RTB4FREE Details (Layer 3 - Data Management Platform)

Last updated: April 18, 2017

Overview

This is the Data Management Platform (DMP), the third layer of the DSP. Layer 1 is the Bidder, Layer 2 is the Campaign Manager and Layer 3 is the Data Management Platform. Features at a glance:

  1. Integrated with the open source Elasticsearch, Logstash, Kibana (ELK) stack.
  2. Search and view RTB transaction log details for requests, bids, wins, pixels, clicks and costs.
  3. Search and view RTB application log details for bidder and crosstalk.
  4. Out-of-the-box dashboard reports in Kibana.
  5. Standard campaign metrics viewable in the Campaign Manager.
  6. Create custom reports using Kibana.
  7. Open architecture allows integration with your own data analytics infrastructure.
  8. Standard data backup and maintenance processes included.
  9. Scale up horizontally by deploying clusters for ELK and Kafka.
  10. Commerical support and customization is available from this link

Because this is a Docker deployment you must have a working knowledge of Docker. You need Docker and Docker docker-compose installed. For information on Docker , look here.

System Configuration

All bidder logs are sent to Kafka, as shown in the following diagram.



The system configuration depends on many parameters, including

  1. Bidder transaction rate (ie, queries per second).
  2. Performance of infrastructure.
  3. Available disk space.
  4. Historical data retention required.
  5. Granularity of data retained.

The RTB4FREE architucture can scale to support high data processing rates by horizontally scaling any of the following components.

  1. Bidder servers can be added as required to support additional SSP rates.
  2. Kafka, which is used for transport of data between bidders and data stores, can be clustered.
  3. Kafka consumers (such as Logstash) can be partitioned to share data transfer responsibilities.
  4. Elasticsearch can be clustered to accomodate increased data rates or storage requirements.
A detailed system configuration can be determined after understanding the detailed on the requirements.

Demo With PWD

Try the stand-alone DMP in the Docker Playground below:

Try in PWD

Once the containers start, you can access Kibana at the container's IP address on port 5601. The demo Elasticsearch database has been preloaded with data so you can see how RTB logs appear in Kibana visualizations.

Kibana Visualizations

The initial Kibana view is Discover.

The RTB log records can be searched by selecting the corresponding index from the dropdown list, then entering a Lucene query in the seach input box. The following record types can be selected.

  1. Requests. Requests for bids received from SSP exchanges.
  2. Bids. Bid responses to requests. The bidder will respond if a request matches a campaign.
  3. Wins. Winning bids from the exchange
  4. Pixels. Impressions that have been served, typically signaled from a pixel image.
  5. Clicks. Click events.
  6. Postback Events. Additional user defined events, such as video events, mobile application loads, etc.
  7. Reasons. If a campaign has not bid on a request, the reason is logged here. This helps tune campaign paramters to increase win rates.
  8. RTB Logs. Bidder application log, used to determine health status of bidders.
  9. Stats. Bidder usage metrics, used to monitor bidder performance.

Custom Kibana Reports

Kibana contains a report builder that let's you create various display widgets, such as charts, graphs, maps, heat maps, tag clouds, etc. A sample time series graph showing request rate over time is shown below.
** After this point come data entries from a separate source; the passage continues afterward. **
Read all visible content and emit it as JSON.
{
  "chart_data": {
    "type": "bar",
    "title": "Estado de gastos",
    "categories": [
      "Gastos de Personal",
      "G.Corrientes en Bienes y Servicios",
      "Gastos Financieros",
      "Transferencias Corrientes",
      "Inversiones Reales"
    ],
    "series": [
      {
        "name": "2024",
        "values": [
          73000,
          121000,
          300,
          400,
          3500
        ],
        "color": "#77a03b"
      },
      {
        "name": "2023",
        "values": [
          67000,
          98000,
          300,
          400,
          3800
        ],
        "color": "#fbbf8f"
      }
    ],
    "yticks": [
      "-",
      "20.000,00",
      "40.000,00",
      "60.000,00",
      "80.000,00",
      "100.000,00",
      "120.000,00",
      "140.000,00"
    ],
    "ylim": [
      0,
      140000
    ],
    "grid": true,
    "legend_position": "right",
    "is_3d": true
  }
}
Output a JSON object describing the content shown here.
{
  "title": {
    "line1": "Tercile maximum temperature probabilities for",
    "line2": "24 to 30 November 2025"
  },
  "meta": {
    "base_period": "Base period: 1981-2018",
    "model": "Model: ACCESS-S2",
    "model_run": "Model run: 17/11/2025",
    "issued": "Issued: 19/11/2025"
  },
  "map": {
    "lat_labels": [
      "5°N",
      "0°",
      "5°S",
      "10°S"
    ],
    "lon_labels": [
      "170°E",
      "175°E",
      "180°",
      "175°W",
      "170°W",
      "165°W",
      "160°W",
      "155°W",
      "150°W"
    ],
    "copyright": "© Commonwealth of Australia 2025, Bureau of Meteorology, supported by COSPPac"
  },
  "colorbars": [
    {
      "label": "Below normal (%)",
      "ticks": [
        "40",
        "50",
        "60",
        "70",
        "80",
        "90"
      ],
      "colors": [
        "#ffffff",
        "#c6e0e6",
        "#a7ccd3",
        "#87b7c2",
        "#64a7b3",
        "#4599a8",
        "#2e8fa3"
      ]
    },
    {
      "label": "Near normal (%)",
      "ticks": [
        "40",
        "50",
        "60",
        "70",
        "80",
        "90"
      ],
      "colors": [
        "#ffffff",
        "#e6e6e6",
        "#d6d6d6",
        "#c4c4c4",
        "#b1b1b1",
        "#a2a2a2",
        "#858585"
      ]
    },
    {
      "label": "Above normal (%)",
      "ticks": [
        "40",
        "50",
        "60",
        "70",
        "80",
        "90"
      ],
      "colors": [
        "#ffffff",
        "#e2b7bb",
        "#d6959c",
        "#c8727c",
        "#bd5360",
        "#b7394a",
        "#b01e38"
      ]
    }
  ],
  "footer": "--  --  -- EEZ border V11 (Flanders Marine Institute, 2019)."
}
You can combine various visualizations into a dashboard. This dashboard shows bidder transaction activity as well as bidder performance metrics in a single view. Any data in the logs can be visualized with these tools.

Campaign Manager Reports

Data logged into Elasticsearch can be made available to users of the Campaign Manger. The following Campaign Manager view shows each campaign's usage using data extracted from Elasticsearch.

Custom Data Stores

If you have special processing needs, you can build you own app to consume and process the data. An easy method is to build your own Kafka consumer and subscribe to the data topics you wish to process.

The open source secor project let's you read any of the RTB logs and store them in cloud storage, such as Amazon S3 or Google Cloud Storage. This option offers unlimited storage without worrying about disk space. You can then download the data for offline data analysis using tools like Hadoop.

If you need to process analytics in real time, a custom Kafka consumer can read the log stream and perform real-time analysis and store in your own database.

Source Code

The RTB4FREE source code for all the services is located here.